A Programmable Logic Controller (PLC) is a type of programmable memory used to store programs and execute user-oriented instructions such as logic operations, sequential control, timing, counting, and arithmetic operations. It controls various types of machinery or production processes through digital or analog inputs/outputs. Its origins lie in 1968 when General Motors in the United States requested the replacement of relay control devices. Subsequently, in 1969, Digital Equipment Corporation (DEC) developed the first PLC, the PDP-14, which was successfully tested on General Motors' production line. This marked the first application of programmed methods to electrical control, and it is widely recognized as the world's first PLC. PLCs have now been in use for 46 years.
I. Overview
With the development of science and technology, PLCs (and related products) are increasingly widely used in industrial control. The reliability of PLC control systems directly affects the safe production and economic operation of industrial enterprises, and the system's anti-interference capability is crucial to the reliable operation of the entire system. Various types of PLCs used in automation systems are installed either centrally in the control room or on production sites and various motor equipment, mostly in harsh electromagnetic environments created by high-voltage circuits and equipment. To improve the reliability of PLC control systems, on the one hand, PLC manufacturers need to improve the anti-interference capability of their equipment; on the other hand, it requires high attention from engineering design, installation, construction, and maintenance, and multi-party cooperation is essential to effectively solve problems and enhance the system's anti-interference performance.
II . Sources of electromagnetic interference and their impact on the system
1. Interference sources and general classification of interference
The interference sources affecting PLC control systems are similar to those affecting general industrial control equipment; they mostly originate in areas where current or voltage changes drastically. These areas where charge moves drastically are the noise sources, or interference sources.

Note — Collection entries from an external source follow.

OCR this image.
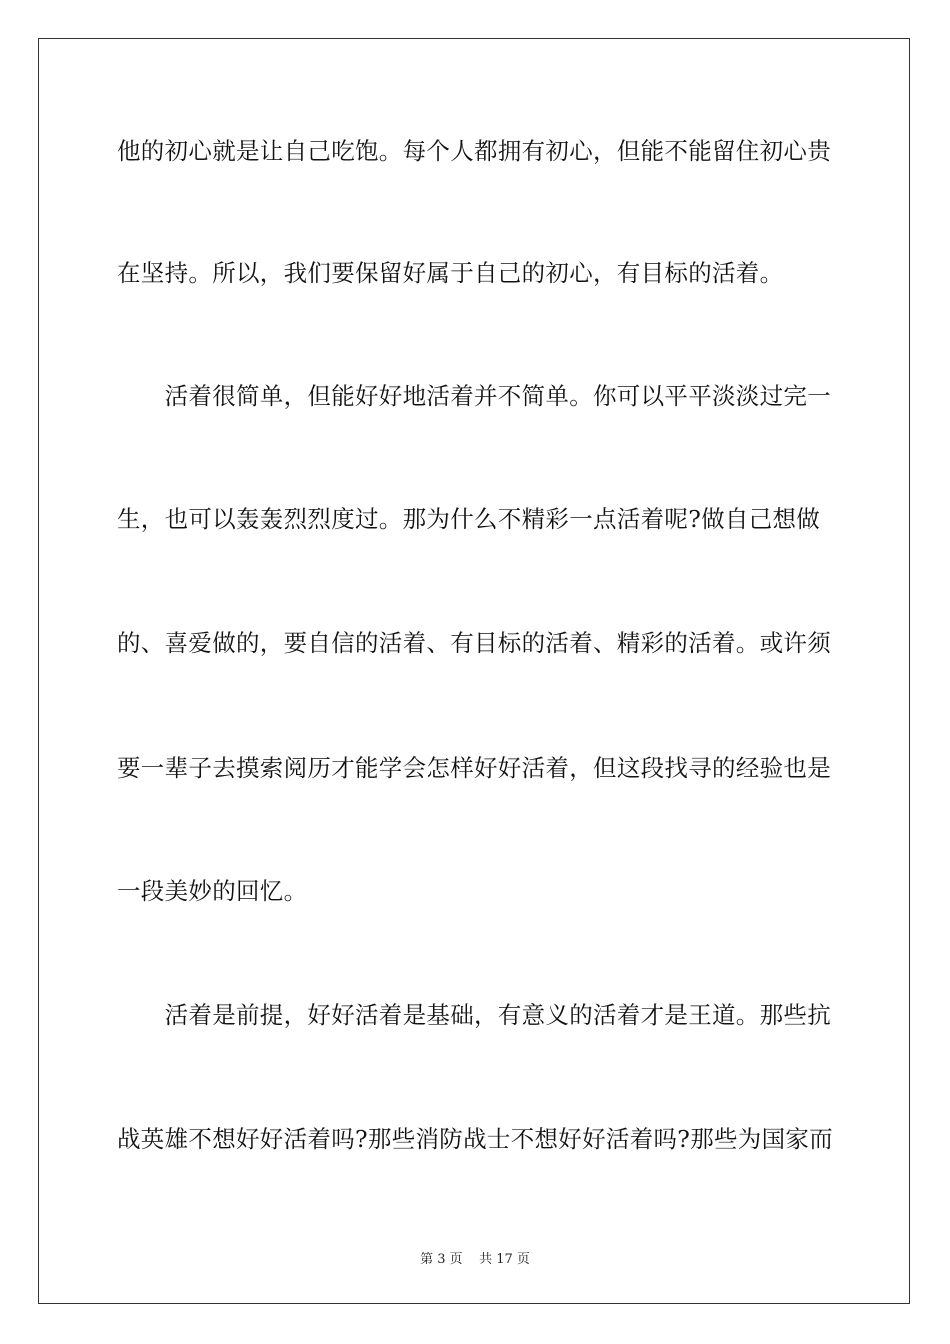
他的初心就是让自己吃饱。每个人都拥有初心，但能不能留住初心贵
在坚持。所以，我们要保留好属于自己的初心，有目标的活着。
　　活着很简单，但能好好地活着并不简单。你可以平平淡淡过完一
生，也可以轰轰烈烈度过。那为什么不精彩一点活着呢?做自己想做
的、喜爱做的，要自信的活着、有目标的活着、精彩的活着。或许须
要一辈子去摸索阅历才能学会怎样好好活着，但这段找寻的经验也是
一段美妙的回忆。
　　活着是前提，好好活着是基础，有意义的活着才是王道。那些抗
战英雄不想好好活着吗?那些消防战士不想好好活着吗?那些为国家而
第 3 页    共 17 页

Interference types are typically classified according to their causes, noise interference modes, and waveform characteristics. Specifically: based on the cause, they are classified as discharge noise, surge noise, high-frequency oscillation noise, etc.; based on waveform and characteristics, they are classified as continuous noise, intermittent noise, etc.; and based on interference mode, they are classified as common-mode interference and differential-mode interference. Common-mode interference and differential-mode interference are commonly used classification methods. Common-mode interference is the potential difference between the signal and ground, mainly formed by the superposition of common-mode (same-direction) voltages induced on the signal line by grid interference, ground potential difference, and spatial electromagnetic radiation. Common-mode voltage can sometimes be large, especially in power supply rooms using distribution equipment with poor isolation performance, where the common-mode voltage of the transmitter output signal is generally high, sometimes exceeding 130V. Common-mode voltage can be converted into differential-mode voltage through asymmetrical circuits, directly affecting the measurement and control signals and causing component damage (this is the main reason for the high failure rate of some system I/O modules). This common-mode interference can be DC or AC. Differential-mode interference refers to the interference voltage acting between two poles of a signal. It is mainly formed by the coupling induction of spatial electromagnetic fields between signals and the voltage formed by the conversion of common-mode interference by unbalanced circuits. This voltage is directly superimposed on the signal and directly affects the measurement and control accuracy.
2. Main sources of electromagnetic interference in PLC control systems
(1) Radiative interference from space
Radiated electromagnetic interference (EMI) in space is mainly generated by power networks, transient processes of electrical equipment, lightning, radio broadcasts, television, radar, high-frequency induction heating equipment, etc., and is commonly referred to as radiated interference, the distribution of which is extremely complex. If a PLC system is placed within the radio frequency field, it will receive radiated interference, the effects of which are mainly through two paths: one is direct radiation into the PLC's internal circuitry, causing interference through circuit induction; the other is radiation into the PLC's communication network, introducing interference through communication line induction. Radiated interference is related to the layout of field equipment and the magnitude of the electromagnetic field generated by the equipment, especially the frequency. It is generally protected by installing shielded cables and local shielding of the PLC, as well as high-voltage discharge components.
(2) Interference from external leads of the system
This interference is mainly introduced through power and signal lines and is commonly referred to as conducted interference. This type of interference is quite serious in industrial settings in my country.
Interference from the power supply
Practice has shown that PLC control system failures are often caused by interference introduced by the power supply. I encountered this during the commissioning of a certain project, and the problem was only solved after replacing the PLC power supply with one that had higher isolation performance.
PLC systems are normally powered by the power grid. Due to the grid's wide coverage, it is susceptible to electromagnetic interference from all directions, inducing voltage and circuits on the lines. In particular, changes within the power grid, such as surges from switch operations, the start-up and shutdown of large power equipment, harmonics from AC/DC drives, and transient impacts from grid short circuits, are all transmitted to the primary side of the power supply through the transmission lines. PLC power supplies typically employ isolated power supplies, but their isolation is not ideal due to their structure and manufacturing processes. In reality, absolute isolation is impossible due to the presence of distributed parameters, especially distributed capacitance.